Aurelia’s Tears, an item that can produce sunlight and enhance turning undead, certainly seems that it will come in handy, and I’m going to be interested to see how it changes the next adventure if the players don’t get the special map of Nov Ostoya.

I think my favorite item is Lord’s Lament, which is actually a kind of magical wine that causes vampires to take radiant damage if they feed off a recent ingester of the wine.

Final Thoughts

I’m so glad that this adventure returned to the surface world. I think the campaign may have spent a little too much time in the False Afterlife. When I think of a dark fantasy setting, I think of the kinds of decisions that the PCs can make in the scenarios presented within. The idea that the biggest monster may not be the literal monsters, and the best way to resolve things may be to balance the relative harm of different actions.

I know I was interested in the adventure series because I wanted to see how the products would present the setting to people new to it.
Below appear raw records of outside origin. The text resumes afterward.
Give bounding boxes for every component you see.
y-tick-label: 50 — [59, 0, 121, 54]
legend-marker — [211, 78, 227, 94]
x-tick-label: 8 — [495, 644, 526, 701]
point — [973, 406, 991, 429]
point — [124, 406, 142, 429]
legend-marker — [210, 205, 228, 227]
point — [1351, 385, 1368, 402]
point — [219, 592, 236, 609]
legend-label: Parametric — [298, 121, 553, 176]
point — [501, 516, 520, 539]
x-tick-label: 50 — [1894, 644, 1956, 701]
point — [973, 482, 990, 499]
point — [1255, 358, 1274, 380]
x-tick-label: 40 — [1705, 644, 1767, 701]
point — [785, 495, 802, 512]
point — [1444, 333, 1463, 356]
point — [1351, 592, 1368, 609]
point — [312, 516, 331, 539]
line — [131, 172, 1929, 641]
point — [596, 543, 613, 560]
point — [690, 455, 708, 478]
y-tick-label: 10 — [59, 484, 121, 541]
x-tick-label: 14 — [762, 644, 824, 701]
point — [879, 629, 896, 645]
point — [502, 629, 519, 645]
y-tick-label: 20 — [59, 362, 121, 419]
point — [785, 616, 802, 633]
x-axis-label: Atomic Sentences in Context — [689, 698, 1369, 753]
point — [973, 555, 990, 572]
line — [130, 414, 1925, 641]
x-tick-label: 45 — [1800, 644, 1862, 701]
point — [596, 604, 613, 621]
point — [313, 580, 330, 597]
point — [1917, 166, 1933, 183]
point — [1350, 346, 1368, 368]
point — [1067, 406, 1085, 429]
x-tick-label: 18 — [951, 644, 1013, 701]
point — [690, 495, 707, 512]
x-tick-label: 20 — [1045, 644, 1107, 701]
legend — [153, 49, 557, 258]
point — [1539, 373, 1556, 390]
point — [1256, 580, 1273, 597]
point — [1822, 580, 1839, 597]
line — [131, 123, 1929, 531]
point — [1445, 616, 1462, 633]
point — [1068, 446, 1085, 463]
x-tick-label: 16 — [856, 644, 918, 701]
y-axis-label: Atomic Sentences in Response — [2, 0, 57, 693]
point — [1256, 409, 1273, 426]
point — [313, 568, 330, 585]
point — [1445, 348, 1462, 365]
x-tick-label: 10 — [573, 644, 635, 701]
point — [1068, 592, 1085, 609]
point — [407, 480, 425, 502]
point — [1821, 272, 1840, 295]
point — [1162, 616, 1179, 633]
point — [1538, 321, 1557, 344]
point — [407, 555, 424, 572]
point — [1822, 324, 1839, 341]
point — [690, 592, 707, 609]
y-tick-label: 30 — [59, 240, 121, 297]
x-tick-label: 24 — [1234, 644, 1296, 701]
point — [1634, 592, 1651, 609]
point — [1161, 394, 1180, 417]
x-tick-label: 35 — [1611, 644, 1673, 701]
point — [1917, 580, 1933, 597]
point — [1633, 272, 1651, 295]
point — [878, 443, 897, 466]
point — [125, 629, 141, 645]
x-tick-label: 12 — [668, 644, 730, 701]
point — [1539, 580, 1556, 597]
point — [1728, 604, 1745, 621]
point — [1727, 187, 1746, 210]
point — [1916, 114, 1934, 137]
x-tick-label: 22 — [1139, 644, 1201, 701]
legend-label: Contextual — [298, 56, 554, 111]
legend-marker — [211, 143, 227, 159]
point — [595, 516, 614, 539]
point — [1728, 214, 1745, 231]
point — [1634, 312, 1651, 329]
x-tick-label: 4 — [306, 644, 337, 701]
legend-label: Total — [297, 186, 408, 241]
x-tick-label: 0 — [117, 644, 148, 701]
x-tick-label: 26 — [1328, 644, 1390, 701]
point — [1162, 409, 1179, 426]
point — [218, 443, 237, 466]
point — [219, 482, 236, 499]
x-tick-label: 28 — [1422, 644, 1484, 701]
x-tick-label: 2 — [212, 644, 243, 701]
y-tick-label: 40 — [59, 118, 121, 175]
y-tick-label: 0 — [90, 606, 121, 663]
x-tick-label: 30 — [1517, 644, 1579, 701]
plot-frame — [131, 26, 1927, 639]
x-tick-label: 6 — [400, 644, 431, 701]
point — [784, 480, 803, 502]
While Kasimir’s history is tied to the events of the campaign setting, it feels like this is the first adventure that really engages with the tone and details introduced in the campaign setting itself.

With some of the content surrounding the Countess’s home and her companions, how she disposes of those she is done with, and her altar to an Arch Daemon of Hedonism, I wish there was a little more of a sidebar just on how to navigate that section of the adventure if it becomes a problem. I said this in the first section, but I think with all of the false starts and “death by flavor text” in a few places, I almost want the adventure to scream “you are alive and in the real world now, just get out of the Necropolis . . . you did it, hang in there!”

Future Wishes

One of my future wishes is also something I wish had happened in previous adventures in this series. I understand that you don’t always want adventures to require all of the material published for a campaign setting, but I would have loved some sidebars showing where PCs might have been tempted to engage with the Transformation rules.

If you haven’t read about these anywhere else, these are effectively templates that give characters new abilities and weaknesses, pushing characters towards becoming some iconic monsters like Vampires, Specters, or Lycanthropes. I think being trapped in the False Afterlife for so long would definitely give them a head start on that Specter transformation, and this adventure might have been a good off ramp to vampire-ville.

I’m hoping that there are more open-ended, meaningful, interesting decision points such as the ones provided in this adventure as the PCs head into Nov Ostoya. The blurb for the next adventure mentions working with some of the gangs of Nov Ostoya to find their mysterious benefactor, and given that the Nightseer Sage has shown up in the past and pointed the PCs in the right direction, I’m hoping the whole crux of this next adventure isn’t tracking down an employer that could just make themselves available to the PCs doing a job on their behalf.